In the United States, 15,000 people die each year from aortic aneurysms, which result from a weakened section of the artery wall. In abdominal aortic aneurysm (AAA), pressure from inside the artery increases the risk that the aorta will rupture and lead to internal bleeding — and possibly death — if not treated immediately. Patients most at risk are those over age 65 with a history of smoking, lung disease or a family history of aortic aneurysms.
For the 1 in 5 AAA patients who are not considered appropriate candidates for conventional treatment, a new and minimally invasive procedure called fenestrated endograft implantation is now available.
“We are very fortunate to have a dedicated endovascular team with an incredible amount of experience here at Sharp Grossmont,” says Dr. Musicant. “This allows us to perform truly state-of-the-art techniques. Just a couple of years ago, this would have required transferring patients to another part of the country for their care.”

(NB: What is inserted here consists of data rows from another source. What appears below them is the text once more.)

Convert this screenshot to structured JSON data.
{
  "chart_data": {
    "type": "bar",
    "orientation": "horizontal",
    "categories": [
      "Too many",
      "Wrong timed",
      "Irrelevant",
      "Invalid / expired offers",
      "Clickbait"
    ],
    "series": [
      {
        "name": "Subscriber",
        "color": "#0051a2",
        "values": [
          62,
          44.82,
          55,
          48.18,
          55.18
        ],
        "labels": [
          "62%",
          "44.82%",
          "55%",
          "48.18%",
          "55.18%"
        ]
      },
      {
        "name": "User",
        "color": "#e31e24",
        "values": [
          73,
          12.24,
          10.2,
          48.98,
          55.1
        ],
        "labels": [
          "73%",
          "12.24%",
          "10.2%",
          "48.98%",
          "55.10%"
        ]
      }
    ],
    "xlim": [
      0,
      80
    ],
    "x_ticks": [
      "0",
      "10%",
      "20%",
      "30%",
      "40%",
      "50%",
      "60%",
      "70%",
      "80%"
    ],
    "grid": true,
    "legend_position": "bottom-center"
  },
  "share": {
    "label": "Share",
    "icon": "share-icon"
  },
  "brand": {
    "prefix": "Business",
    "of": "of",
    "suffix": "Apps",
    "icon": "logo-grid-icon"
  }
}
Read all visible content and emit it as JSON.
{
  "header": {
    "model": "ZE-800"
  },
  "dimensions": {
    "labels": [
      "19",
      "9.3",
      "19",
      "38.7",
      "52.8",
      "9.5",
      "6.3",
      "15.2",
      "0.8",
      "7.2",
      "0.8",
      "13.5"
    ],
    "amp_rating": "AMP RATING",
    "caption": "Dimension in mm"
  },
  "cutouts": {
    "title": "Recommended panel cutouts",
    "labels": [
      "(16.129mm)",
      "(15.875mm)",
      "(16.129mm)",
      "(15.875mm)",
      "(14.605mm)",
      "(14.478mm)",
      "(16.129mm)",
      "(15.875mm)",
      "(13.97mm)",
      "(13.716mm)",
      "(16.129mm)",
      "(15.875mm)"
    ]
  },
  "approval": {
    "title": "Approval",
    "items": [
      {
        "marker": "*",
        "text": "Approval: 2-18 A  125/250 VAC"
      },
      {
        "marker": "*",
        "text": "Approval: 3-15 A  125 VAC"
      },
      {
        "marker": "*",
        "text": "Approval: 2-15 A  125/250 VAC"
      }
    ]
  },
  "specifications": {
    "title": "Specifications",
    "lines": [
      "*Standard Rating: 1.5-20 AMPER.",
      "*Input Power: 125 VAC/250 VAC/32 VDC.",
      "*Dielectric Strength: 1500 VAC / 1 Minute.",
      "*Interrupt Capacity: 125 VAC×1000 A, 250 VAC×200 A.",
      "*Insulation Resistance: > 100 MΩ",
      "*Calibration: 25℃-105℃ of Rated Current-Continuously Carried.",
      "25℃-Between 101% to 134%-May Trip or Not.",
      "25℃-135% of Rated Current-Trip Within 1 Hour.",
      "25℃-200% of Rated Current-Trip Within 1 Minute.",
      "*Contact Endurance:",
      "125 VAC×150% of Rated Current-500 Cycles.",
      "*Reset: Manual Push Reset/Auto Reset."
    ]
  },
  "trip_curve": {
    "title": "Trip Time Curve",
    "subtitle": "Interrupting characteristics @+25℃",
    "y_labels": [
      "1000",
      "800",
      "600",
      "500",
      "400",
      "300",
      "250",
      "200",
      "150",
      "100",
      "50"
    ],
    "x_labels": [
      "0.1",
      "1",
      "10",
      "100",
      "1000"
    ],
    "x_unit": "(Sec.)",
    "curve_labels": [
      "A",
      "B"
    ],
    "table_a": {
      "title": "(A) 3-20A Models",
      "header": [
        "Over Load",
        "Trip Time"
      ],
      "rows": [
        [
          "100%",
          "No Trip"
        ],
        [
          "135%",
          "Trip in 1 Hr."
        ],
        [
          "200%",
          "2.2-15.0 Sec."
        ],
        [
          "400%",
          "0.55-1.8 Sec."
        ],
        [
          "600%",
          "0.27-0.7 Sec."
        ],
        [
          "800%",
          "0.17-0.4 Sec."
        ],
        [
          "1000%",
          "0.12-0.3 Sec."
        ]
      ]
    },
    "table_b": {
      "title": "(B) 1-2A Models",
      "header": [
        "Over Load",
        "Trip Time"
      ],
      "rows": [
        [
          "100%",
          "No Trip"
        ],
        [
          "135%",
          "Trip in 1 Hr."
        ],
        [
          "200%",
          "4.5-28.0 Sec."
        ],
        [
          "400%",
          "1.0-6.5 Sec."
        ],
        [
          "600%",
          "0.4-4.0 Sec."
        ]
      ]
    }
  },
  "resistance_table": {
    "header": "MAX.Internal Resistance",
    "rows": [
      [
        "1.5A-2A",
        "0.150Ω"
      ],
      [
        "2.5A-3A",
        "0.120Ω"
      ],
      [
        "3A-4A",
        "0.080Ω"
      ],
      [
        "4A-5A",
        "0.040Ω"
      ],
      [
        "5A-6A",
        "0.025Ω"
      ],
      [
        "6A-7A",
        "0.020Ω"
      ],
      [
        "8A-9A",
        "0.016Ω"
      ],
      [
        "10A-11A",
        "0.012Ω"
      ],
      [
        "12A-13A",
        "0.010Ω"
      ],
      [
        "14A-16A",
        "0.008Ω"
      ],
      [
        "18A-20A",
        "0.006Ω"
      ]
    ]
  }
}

Specially designed stents made to fit each patient
This custom-made stent is revolutionizing aortic aneurysm repair by using 3-D computer models generated from a patient’s spiral CT scan.
When an aortic aneurysm involves arteries that branch off toward the kidneys, conventional treatment — such as open surgery — may not be ideal. Fenestrated stent grafts, however, are custom-made to the precise size of each patient’s aorta to accommodate branched arteries and maintain kidney circulation.
Patients treated with fenestrated endografts typically spend just one day in the hospital and one week recovering, compared to seven to 10 days in the hospital and three to six months of recovery with open surgery. There is a decreased risk of stroke, paraplegia, heart attack and death with this less-invasive approach.
Doctors require patients to undergo long-term surveillance with periodic CT scans to detect and treat problems before they become life-threatening.
With this type of follow-up care as an added bonus, this valuable technology is a win-win for vascular patients who now have access to this advanced procedure in their own backyards.